In overtime, the 5-foot-10 sophomore nailed a high arcing 3-pointer over the outstretched arm of first-round hero Eric Maynor. A minute later, he grabbed a defensive rebound and pushed the ball quickly up the court, finding teammate Ronald Ramon for a wide-open 3-pointer. The back-to-back 3s gave Pitt a 78-71 lead and control of the overtime session.

"Once I created space, I knew I was shooting it," Fields said. "I had all the confidence in the world it was going to go in. Especially after missing those free throws, I wanted to make a play. Once it went through the basket, it was just a great feeling of relief."

The Panthers (29-7) made their last four free throws to seal the victory and end VCU's remarkable season. The 11th-seeded Rams (28-7) won the Colonial Athletic Association regular-season and tournament titles and knocked off Duke in the first round, giving the school its first NCAA tournament win since 1985.

And they didn't do down without a fight on Saturday. After trailing by 15 points at halftime and by 19 points with just 12:11 left in regulation, VCU used a frantic full-court press to create havoc.

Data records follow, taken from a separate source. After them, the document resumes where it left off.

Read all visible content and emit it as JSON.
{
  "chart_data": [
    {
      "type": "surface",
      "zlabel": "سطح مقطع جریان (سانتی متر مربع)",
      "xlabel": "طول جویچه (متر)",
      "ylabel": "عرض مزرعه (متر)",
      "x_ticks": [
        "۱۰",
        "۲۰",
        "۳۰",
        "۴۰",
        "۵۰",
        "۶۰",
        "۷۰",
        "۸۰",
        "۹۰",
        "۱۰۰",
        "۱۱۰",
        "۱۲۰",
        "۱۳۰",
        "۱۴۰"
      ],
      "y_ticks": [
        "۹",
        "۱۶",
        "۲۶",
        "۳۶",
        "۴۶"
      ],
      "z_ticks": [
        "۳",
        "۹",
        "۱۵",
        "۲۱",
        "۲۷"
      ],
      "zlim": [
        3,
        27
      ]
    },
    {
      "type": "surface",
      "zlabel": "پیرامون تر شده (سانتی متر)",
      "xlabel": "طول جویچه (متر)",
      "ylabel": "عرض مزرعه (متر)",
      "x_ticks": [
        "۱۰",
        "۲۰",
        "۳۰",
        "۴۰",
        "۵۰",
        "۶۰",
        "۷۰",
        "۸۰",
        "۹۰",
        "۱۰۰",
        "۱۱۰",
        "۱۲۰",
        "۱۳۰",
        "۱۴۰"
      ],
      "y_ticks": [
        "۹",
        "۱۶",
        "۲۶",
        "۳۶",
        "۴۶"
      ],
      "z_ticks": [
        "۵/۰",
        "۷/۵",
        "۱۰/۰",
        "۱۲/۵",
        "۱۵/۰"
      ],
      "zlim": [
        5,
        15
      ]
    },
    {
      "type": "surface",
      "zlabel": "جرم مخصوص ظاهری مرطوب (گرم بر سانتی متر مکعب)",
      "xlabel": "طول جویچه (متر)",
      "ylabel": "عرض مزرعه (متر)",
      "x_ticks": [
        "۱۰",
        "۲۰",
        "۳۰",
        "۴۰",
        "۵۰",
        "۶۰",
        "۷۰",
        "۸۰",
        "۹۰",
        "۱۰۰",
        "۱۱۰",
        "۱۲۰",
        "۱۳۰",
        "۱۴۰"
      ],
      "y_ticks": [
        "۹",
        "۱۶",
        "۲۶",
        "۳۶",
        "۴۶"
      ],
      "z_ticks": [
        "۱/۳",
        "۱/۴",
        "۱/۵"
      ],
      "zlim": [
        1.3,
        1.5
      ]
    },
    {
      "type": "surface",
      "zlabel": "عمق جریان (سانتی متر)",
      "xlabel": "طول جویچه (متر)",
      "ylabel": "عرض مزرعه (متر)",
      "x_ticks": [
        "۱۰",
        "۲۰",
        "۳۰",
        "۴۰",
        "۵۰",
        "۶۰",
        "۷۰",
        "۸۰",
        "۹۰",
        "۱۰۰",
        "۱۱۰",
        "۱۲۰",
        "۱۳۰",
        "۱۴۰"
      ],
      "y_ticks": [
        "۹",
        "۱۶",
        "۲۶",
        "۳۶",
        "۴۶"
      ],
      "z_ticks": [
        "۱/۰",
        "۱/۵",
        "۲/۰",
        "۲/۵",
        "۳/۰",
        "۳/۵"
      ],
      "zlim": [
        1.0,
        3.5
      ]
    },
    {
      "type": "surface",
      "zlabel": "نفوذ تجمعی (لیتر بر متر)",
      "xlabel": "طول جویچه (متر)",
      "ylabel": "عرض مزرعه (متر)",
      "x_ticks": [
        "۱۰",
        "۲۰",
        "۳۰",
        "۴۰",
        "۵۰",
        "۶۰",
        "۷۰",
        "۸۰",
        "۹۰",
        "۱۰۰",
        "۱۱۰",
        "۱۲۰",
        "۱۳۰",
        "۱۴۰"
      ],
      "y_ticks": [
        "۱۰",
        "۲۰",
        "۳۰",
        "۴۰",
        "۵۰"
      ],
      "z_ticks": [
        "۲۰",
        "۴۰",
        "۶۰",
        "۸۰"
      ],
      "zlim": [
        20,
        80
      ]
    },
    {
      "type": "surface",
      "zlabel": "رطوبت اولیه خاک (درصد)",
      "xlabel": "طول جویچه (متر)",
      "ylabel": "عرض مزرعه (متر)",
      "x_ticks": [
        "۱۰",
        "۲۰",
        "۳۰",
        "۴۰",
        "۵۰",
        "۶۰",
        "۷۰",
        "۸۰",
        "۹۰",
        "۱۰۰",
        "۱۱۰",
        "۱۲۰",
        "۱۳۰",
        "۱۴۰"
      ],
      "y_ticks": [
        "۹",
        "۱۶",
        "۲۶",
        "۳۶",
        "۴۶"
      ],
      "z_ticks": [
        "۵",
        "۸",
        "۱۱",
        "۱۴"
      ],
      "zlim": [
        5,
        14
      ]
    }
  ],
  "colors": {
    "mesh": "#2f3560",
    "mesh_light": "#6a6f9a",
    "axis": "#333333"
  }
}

Pittsburgh committed half of its 16 turnovers in a 10-minute span in the second stanza as the Rams turned the 19-point deficit into a tie game with 1:42 to go.

Dixon blamed fatigue -- caused by food poisoning to star center Aaron Gray (14 points, eight rebounds and five assists) and Mike Cook's sore knee (12 points and eight rebounds) -- as part of the reason for his team's sloppy second-half play and VCU's dramatic comeback. With Gray and Cook limited well below their usual minutes, Dixon had to lean on a shorter rotation.

The Rams recognized Pittsburgh's fatigue and believed they could take advantage in the five-minute overtime. But Gray used his big body to back his way into a layup and the lead, which the Panthers would never relinquish.

After a brief gasp of hope with Fields' two missed free throws at the end of regulation, the season came to a quick and painful end for VCU.

"We were thinking that we've got this game won," said Rams senior Jesse Pellot-Rosa. "They're tired. They're winded. We've got this game won. But a couple of their guys hit two crucial 3-pointers. They pushed the lead up and we ran out of time."

Kim Baxter is a staff writer for the Syracuse Post-Standard.